Consiglierei davvero di non chiedere al bambino ms “dimmi una parola, dinne almeno una, parla, di’ come ti chiami”…davvero, sono delle frasi che mi hanno chiuso tantissimo…queste persone non capiscono che i bambini con il mutismo selettivo non sanno neanche loro come è iniziato il tutto…quindi come si fa a chiedere “perché non parli” NON CHIEDETELO MAI! Ogni volta che mi veniva chiesto “perché non parli” ? ce l’ hai la lingua ? ” soffrivo dentro, perché il mio desiderio di parlare era davvero grande…

Soprattutto gli amici di famiglia e i parenti non dovrebbero mai fare domande dirette né FARE DOMANDE QUANDO C’E’ SILENZIO…forse può sembrare una sciocchezza, però io ricordo che mi aiutò molto.Ricordo infatti un’altra volta in cui ho iniziato a parlare con una zia (avevo circa 14 anni): lei mi fece una domanda mentre intorno a noi si parlava molto, c’erano altre persone che parlavano senza vedere me, senza farmi sentire protagonista…sì…mi sentivo un po’ riparata…ho avuto il coraggio di risponderle, perché lei era molto dolce, e mi parlava come se stesse parlando A SUA FIGLIA, AD UNA PERSONA NORMALE, non sembrava ASPETTARSI LA MIA RISPOSTA, non parlava come se avesse escogitato un modo per farmi parlare…Mi sembrò tutto così semplice.

I bambini selettivamente muti sono sensibili ed attenti, diventano molto sospettosi, più attenti, riflessivi…ed è facilissimo scoprire ed accorgersi quando una persona fa FINTA DI PARLARE CON LORO SOLO PER FARGLI DIRE QUALCHE PAROLA !!!

Io me ne sono sempre accorta…ad esempio mia madre diceva: “vai con tua zia, fai un giro per il giardino, deve farti vedere una cosa”…capivo subito che il tutto era organizzato e che avrei dovuto aspettarmi una marea di domande, ed infatti ogni volta non rispondevo perché mi dava fastidio il fatto che avrei dovuto far vincere questo stupido complotto…

Altre volte invece mi accorgevo che una zia, o un amico mi parlava normalmente come quando parlava con altri e quindi mi sentivo di rispondere.

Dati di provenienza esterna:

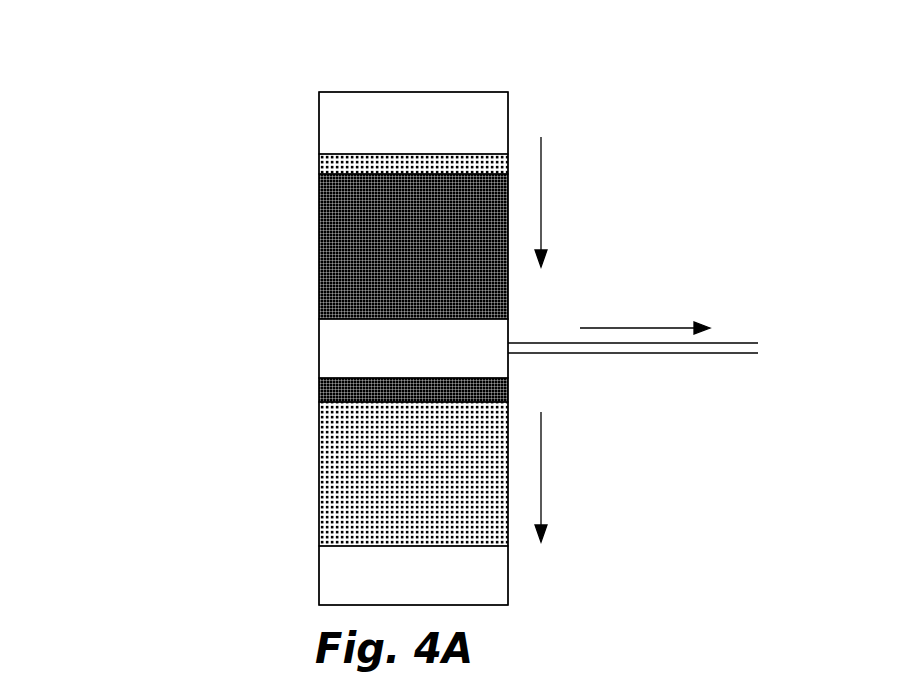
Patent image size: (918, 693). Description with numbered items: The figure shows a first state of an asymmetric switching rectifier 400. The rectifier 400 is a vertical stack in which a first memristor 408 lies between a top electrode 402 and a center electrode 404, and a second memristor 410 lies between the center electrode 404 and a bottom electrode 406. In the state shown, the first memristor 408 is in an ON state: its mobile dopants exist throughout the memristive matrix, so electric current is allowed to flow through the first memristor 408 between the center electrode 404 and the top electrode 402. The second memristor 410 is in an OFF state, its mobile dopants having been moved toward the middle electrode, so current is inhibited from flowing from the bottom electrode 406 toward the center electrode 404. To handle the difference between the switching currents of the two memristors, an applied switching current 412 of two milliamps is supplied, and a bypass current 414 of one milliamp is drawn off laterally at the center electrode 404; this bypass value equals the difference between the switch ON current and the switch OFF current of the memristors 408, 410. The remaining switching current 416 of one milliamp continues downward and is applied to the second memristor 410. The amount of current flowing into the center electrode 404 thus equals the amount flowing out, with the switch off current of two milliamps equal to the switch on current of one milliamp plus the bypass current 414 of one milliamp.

The asymmetric switching rectifier 400 is at (100, 132).
The top electrode 402 is at (413, 123).
The center electrode 404 is at (538, 348).
The bottom electrode 406 is at (413, 575).
The first memristor 408 is at (320, 237).
The second memristor 410 is at (320, 475).
The applied switching current 412 is at (541, 167).
The bypass current 414 is at (672, 327).
The remaining switching current 416 is at (541, 509).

Ora ho 20 anni, ho capito, pensando a tutto quello che ho passato, che il segreto di tutto sta nel trasmettere al bambino che se lui parlerà, non si troverà di fronte un parente o un amico che esulterà dalla gioia se lo sentirà parlare, che non dirà “finalmente ha parlato”: è tutto qui il segreto…se si trova una persona con queste caratteristiche, davvero, il bambino inizierà a parlare e tutto poi verrà spontaneo, inizierà anche a trovare il coraggio di parlare con gli altri e man mano parlerà con tutti.